Indoor functional objects exhibit large view and appearance variations, thus are difficult to be recognized by the traditional appearance-based classification paradigm. In this paper, we present an algorithm to parse indoor images based on two observations:
i) The functionality is the most essential property to define an indoor object, e.g. "a chair to sit on";
ii) The geometry (3D shape) of an object is designed to serve its function.
We formulate the nature of the object function into a stochastic grammar model. This model characterizes a joint distribution over the function-geometry-appearance (FGA) hierarchy. The hierarchical structure includes a scene category, functional groups, functional objects, functional parts and 3D geometric shapes.

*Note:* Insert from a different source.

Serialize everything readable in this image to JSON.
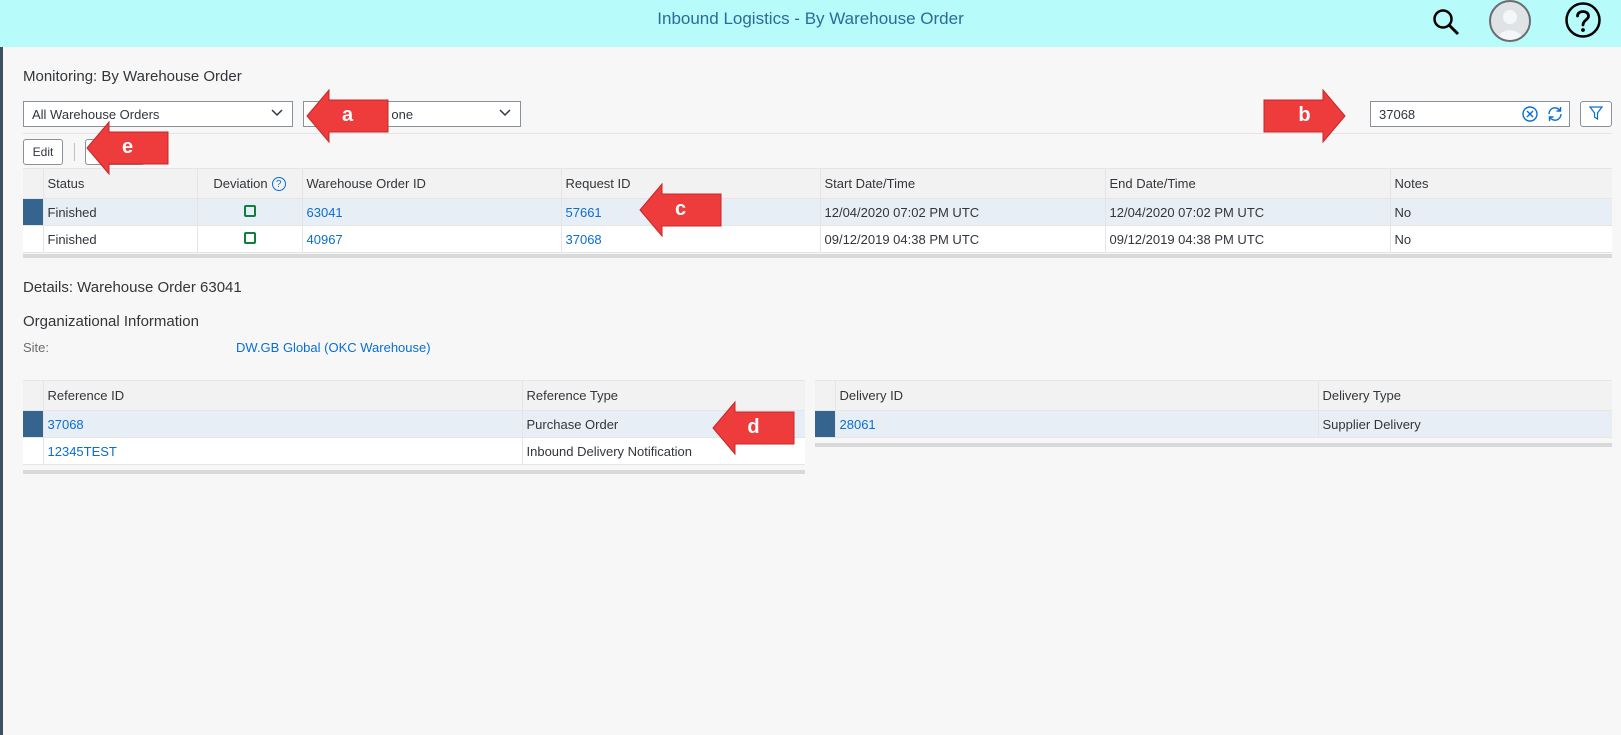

We use a simulated annealing MCMC algorithm to find the maximum a posteriori (MAP) solution, i.e. a parse tree. We design four data-driven steps to accelerate the search in the FGA space: i) group the line segments into 3D primitive shapes; ii) assign functional labels to these 3D primitive shapes; iii) fill in missing objects/parts according to the functional labels; and iv) synthesize 2D segmentation maps and verify the current parse tree by the Metropolis-Hastings acceptance probability. The experimental results on several challenging indoor datasets demonstrate the proposed approach not only significantly widens the scope of indoor scene parsing algorithm from the segmentation and the 3D recovery to the functional object recognition, but also yields improved overall performance.